JurisprudênciaIA

Superior Tribunal de Justiça

Acórdão

Relator(a)
Ministra Laurita Vaz
Órgão julgador
Quinta Turma
Data do julgamento
27/08/2013
Data de publicação
04/09/2013

STJ – Acórdão, Rel. Ministra Laurita Vaz, Quinta Turma, j. 27/08/2013, p. 04/09/2013

Ementa

HABEAS CORPUS. DIREITO PENAL. LATROCÍNIO CONSUMADO. DOSIMETRIA. FIXAÇÃO DA PENA-BASE ACIMA DO MÍNIMO LEGAL. TESE DE AUSÊNCIA DE FUNDAMENTAÇÃO IDÔNEA. MOTIVAÇÃO SUFICIENTE. AUSÊNCIA DE FLAGRANTE ILEGALIDADE. PLEITO DE APLICAÇÃO DO INSTITUTO DA DELAÇÃO PREMIADA. REQUISITOS NÃO PREENCHIDOS. ORDEM DE HABEAS CORPUS DENEGADA. 1. O julgador deve, ao individualizar a pena, examinar com acuidade os elementos que dizem respeito ao fato, para aplicar, de forma justa e fundamentada, a reprimenda que seja necessária e suficiente para reprovação do crime. 2. A fixação da pena-base em 2 anos acima do mínimo legal (20 anos) foi suficientemente fundamentada, tendo sido declinados elementos concretos que emprestaram à conduta do Paciente especial reprovabilidade e que não se afiguram inerentes ao próprio tipo penal. 3. Justificada a valoração negativa da culpabilidade e das circunstâncias do delito, em razão da atuação mais intensa do agente que, aproveitando-se da relação de convivência e emprego pretérita mantida na empresa da vítima, pediu "carona" a esta e, no trajeto, desferiu golpes com auxílio de estilete e de uma talhadeira, ceifando-lhe a vida e subtraindo seu carro, o que imprimiu maior reprovabilidade à sua conduta, sem correspondência com o tipo penal. 4. As circunstâncias atenuantes da menoridade relativa e da confissão espontânea prevalecem sobre as demais, conforme posicionamento deste Superior Tribunal de Justiça.
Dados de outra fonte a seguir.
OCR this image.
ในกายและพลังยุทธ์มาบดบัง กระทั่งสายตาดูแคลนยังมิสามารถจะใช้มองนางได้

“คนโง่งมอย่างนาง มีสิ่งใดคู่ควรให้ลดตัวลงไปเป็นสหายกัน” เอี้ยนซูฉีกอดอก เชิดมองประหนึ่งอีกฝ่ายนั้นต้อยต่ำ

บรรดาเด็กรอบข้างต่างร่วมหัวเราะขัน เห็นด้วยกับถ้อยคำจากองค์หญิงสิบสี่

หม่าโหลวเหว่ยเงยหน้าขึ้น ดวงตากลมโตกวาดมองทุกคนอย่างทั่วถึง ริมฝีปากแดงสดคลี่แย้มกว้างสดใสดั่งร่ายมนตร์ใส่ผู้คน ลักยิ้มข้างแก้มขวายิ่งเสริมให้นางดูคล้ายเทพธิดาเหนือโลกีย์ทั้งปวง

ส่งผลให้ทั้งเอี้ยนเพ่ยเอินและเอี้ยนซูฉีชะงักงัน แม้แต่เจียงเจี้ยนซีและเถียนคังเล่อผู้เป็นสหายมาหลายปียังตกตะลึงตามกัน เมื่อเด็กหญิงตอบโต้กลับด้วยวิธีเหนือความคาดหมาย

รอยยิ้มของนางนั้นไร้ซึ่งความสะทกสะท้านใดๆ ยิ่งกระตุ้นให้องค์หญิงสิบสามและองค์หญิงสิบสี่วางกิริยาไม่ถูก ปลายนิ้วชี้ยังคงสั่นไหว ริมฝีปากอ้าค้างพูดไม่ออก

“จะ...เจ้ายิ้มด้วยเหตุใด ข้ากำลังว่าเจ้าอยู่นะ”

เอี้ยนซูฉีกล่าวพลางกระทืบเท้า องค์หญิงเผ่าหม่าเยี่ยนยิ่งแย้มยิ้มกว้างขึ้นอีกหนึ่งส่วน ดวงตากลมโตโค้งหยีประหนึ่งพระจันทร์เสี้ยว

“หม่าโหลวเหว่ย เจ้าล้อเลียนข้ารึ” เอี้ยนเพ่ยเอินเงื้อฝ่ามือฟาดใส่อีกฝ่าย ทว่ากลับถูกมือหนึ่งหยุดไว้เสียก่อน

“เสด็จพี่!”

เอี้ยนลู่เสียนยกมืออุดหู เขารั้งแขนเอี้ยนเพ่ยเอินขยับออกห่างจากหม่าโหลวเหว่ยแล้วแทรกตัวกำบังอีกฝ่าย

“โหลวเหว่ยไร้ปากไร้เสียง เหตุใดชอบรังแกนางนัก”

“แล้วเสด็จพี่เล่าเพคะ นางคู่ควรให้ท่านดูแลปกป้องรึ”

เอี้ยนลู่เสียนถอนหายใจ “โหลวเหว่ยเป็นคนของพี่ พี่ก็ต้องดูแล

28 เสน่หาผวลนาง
Assim, correta a redução operada na segunda fase da dosimetria penal, em que o magistrado, reconhecendo igualmente a presença da agravante do motivo fútil, reduziu em 1 (um) ano a pena-base do Paciente. 5. Ausente flagrante ilegalidade ou abuso de poder na individualização da pena-base, a estreita via do habeas corpus não é adequada para avaliar se foi justa ou não a reprimenda aplicada ao condenado. Precedentes. 6. Para a configuração da delação premiada (arts. 13 e 14 da Lei 9.807/99), é preciso o preenchimento cumulativo dos requisitos legais exigidos. Precedente do Supremo Tribunal Federal. Na espécie, tratando-se de latrocínio consumado, inviável a aplicação do redutor, uma vez que não houve "localização da vítima com vida", conforme exigido pelo legislador para o reconhecimento da benesse legal. 7. Ordem de habeas corpus denegada. (HC n. 202.943/MG, relatora Ministra Laurita Vaz, Quinta Turma, julgado em 27/8/2013, DJe de 4/9/2013.)